As many as 50 staff could be made redundant at Ulster Bank as the organisation looks to restructure its operations both North and South of the border.
A statement from the Irish Bank Officials Association said that Ulster Bank is looking to align its Northern Irish operations more closely with its parent company RBS in Britain.
Ulster Bank said today that the redundancies are part of a previously announced plan that involves 950 people.
A spokeswoman said the 50 redundancies would be “volunteer-led”.
She added that job losses were part of a previously announced series of redundancies announced in 2013, when the bank said that 950 staff would be made redundant.
The Republic of Ireland operation is to be developed to focus solely on the market in the Republic.
Both businesses will continue to operate under the Ulster Bank brand.
“This is a major development in the history of Ulster Bank: so it is crucial that the interests and concerns of customers and staff are taken fully into account as these substantial structural changes take place in Ulster Bank,” said Irish Bank Officials Association General Secretary Larry Broderick.

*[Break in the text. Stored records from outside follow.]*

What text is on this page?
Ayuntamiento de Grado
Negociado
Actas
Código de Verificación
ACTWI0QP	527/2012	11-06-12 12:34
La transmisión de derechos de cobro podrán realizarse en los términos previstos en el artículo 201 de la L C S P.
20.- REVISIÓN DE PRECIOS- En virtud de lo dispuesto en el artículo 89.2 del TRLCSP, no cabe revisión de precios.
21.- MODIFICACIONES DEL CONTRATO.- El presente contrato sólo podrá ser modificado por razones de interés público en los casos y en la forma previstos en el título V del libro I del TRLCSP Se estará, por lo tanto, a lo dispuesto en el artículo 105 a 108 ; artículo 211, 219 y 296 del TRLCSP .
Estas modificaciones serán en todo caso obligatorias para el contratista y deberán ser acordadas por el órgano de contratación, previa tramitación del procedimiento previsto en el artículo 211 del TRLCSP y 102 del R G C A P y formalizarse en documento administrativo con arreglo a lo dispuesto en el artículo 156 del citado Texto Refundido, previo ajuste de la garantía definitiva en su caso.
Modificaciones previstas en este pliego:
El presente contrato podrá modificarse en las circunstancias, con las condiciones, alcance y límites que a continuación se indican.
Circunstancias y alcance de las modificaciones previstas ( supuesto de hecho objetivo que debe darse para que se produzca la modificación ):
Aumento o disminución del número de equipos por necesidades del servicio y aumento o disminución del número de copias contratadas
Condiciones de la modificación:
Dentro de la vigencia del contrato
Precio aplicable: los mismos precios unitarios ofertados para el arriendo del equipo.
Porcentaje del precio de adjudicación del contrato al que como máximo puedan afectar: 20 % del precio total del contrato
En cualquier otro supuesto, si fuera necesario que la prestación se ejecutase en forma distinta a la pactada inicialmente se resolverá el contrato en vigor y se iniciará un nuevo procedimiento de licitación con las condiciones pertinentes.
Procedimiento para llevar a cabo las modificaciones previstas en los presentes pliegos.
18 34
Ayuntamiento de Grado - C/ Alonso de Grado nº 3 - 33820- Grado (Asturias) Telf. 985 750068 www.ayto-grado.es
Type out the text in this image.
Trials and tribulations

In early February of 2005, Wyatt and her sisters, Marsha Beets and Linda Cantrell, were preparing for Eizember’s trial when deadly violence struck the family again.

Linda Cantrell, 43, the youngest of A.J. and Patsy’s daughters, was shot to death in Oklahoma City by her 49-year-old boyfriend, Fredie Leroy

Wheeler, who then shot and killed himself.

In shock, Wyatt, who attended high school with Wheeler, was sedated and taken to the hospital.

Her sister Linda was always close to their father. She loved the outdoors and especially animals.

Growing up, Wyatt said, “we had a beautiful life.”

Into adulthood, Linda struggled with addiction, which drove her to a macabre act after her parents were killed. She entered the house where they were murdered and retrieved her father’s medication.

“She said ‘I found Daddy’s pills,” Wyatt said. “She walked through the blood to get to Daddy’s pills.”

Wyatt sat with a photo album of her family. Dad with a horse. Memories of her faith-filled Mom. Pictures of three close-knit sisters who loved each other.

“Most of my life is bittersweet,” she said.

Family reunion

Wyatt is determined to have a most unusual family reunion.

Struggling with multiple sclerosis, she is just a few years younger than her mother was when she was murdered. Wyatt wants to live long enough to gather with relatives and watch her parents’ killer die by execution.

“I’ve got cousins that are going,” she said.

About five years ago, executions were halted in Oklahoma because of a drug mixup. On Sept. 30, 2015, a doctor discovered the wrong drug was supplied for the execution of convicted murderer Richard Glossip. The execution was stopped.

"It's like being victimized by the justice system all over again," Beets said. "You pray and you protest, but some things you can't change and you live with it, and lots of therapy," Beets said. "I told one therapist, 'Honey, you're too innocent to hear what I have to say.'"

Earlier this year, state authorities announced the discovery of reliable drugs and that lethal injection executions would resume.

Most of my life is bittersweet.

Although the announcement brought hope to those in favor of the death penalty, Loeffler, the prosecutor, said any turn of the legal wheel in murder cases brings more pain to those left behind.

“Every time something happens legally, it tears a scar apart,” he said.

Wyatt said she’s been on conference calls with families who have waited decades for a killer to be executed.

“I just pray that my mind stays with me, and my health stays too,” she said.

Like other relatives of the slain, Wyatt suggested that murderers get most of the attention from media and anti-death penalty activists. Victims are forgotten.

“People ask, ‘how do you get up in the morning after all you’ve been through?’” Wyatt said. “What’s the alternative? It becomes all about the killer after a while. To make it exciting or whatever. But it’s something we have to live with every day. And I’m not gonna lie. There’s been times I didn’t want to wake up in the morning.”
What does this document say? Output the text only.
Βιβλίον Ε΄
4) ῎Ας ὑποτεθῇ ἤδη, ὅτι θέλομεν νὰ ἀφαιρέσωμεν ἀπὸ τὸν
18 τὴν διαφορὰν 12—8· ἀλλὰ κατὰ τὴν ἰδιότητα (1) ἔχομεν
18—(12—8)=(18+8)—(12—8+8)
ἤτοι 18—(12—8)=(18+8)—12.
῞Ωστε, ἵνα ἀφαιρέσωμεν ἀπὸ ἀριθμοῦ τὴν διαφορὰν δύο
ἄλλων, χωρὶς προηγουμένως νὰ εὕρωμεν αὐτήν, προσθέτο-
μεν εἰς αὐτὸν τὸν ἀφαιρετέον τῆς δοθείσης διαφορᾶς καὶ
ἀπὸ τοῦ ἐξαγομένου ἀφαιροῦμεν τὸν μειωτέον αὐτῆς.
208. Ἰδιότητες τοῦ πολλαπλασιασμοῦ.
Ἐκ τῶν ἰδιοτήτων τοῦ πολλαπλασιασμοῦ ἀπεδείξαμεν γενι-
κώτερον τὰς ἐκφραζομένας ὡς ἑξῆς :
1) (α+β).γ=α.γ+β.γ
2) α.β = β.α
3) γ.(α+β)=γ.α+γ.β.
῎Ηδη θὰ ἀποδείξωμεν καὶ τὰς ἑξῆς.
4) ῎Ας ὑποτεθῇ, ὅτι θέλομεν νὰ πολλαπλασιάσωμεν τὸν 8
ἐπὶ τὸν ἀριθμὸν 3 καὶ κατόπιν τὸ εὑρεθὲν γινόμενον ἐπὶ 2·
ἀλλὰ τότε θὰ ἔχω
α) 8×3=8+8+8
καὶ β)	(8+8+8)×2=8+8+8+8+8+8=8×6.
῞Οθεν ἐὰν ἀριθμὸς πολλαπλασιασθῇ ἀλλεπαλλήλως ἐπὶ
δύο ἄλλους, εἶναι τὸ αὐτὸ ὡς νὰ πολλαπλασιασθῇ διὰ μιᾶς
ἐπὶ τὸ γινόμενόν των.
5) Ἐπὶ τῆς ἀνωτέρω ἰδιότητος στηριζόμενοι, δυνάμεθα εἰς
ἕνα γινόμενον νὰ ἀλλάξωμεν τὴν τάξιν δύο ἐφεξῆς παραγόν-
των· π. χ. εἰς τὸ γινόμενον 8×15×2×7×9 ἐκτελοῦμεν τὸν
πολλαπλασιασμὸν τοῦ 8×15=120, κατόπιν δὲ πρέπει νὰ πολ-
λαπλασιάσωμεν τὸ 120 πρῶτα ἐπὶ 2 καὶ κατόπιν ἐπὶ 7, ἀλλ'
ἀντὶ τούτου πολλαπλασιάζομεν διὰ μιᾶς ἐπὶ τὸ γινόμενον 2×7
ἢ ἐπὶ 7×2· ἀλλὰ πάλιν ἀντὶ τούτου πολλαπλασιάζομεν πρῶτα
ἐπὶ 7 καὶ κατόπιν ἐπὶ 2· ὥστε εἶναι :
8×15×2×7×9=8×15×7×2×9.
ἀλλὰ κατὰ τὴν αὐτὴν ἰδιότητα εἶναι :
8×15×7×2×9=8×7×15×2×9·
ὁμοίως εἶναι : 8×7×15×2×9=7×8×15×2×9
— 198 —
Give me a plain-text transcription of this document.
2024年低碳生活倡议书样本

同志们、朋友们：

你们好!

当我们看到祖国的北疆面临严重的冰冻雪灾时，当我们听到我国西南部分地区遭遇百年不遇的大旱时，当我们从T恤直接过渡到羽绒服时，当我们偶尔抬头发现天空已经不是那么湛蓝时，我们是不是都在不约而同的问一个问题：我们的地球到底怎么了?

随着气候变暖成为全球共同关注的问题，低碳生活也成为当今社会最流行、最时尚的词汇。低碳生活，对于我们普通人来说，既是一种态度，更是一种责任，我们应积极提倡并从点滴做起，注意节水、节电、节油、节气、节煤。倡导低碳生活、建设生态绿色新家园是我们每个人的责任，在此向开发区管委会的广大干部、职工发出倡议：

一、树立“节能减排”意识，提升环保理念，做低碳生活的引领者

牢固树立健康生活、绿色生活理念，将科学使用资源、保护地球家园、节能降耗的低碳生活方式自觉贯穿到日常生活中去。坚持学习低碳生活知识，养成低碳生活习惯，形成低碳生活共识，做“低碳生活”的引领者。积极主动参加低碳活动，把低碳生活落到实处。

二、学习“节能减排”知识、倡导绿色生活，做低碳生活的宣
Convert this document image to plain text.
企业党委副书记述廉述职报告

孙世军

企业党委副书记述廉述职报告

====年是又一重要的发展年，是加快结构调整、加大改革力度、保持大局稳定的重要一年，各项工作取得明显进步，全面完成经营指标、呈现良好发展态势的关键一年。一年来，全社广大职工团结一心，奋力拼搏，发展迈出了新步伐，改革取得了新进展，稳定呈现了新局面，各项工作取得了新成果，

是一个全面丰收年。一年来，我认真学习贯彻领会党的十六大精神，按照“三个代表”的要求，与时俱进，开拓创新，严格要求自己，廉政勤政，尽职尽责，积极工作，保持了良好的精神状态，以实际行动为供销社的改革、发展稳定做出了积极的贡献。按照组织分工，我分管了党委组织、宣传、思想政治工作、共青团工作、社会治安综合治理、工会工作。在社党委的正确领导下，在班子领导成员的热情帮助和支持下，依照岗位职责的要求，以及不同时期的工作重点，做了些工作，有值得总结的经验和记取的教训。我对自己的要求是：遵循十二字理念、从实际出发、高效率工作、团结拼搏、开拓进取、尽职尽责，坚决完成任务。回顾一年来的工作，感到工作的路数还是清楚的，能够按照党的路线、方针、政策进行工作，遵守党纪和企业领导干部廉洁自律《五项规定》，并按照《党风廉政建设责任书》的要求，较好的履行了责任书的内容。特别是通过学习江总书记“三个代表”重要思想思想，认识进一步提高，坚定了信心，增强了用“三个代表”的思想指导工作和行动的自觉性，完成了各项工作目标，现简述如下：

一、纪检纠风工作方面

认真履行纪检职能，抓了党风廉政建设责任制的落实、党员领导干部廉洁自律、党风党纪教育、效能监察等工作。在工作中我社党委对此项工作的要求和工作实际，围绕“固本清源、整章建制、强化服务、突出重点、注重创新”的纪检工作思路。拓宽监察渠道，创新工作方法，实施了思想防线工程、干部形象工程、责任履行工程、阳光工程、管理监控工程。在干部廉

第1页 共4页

“IBOA has secured commitments from Ulster Bank management, underpinned by RBS, that our members’ existing contracts, terms and conditions and collective agreements with the Union will not change as a result of this development.”
He added: “Similarly, we have been advised that the boards operating in each jurisdiction will remain in place: the most immediate impact of the new arrangement is likely to be changes in reporting lines.
“We have received indications that there may be some impact on staff numbers – with up to 50 employees in scope for redundancy. However, if this arises, any staff reduction will be addressed in line with the existing agreements between the employer and the union.
“We have strongly urged management to keep any job losses to an absolute minimum.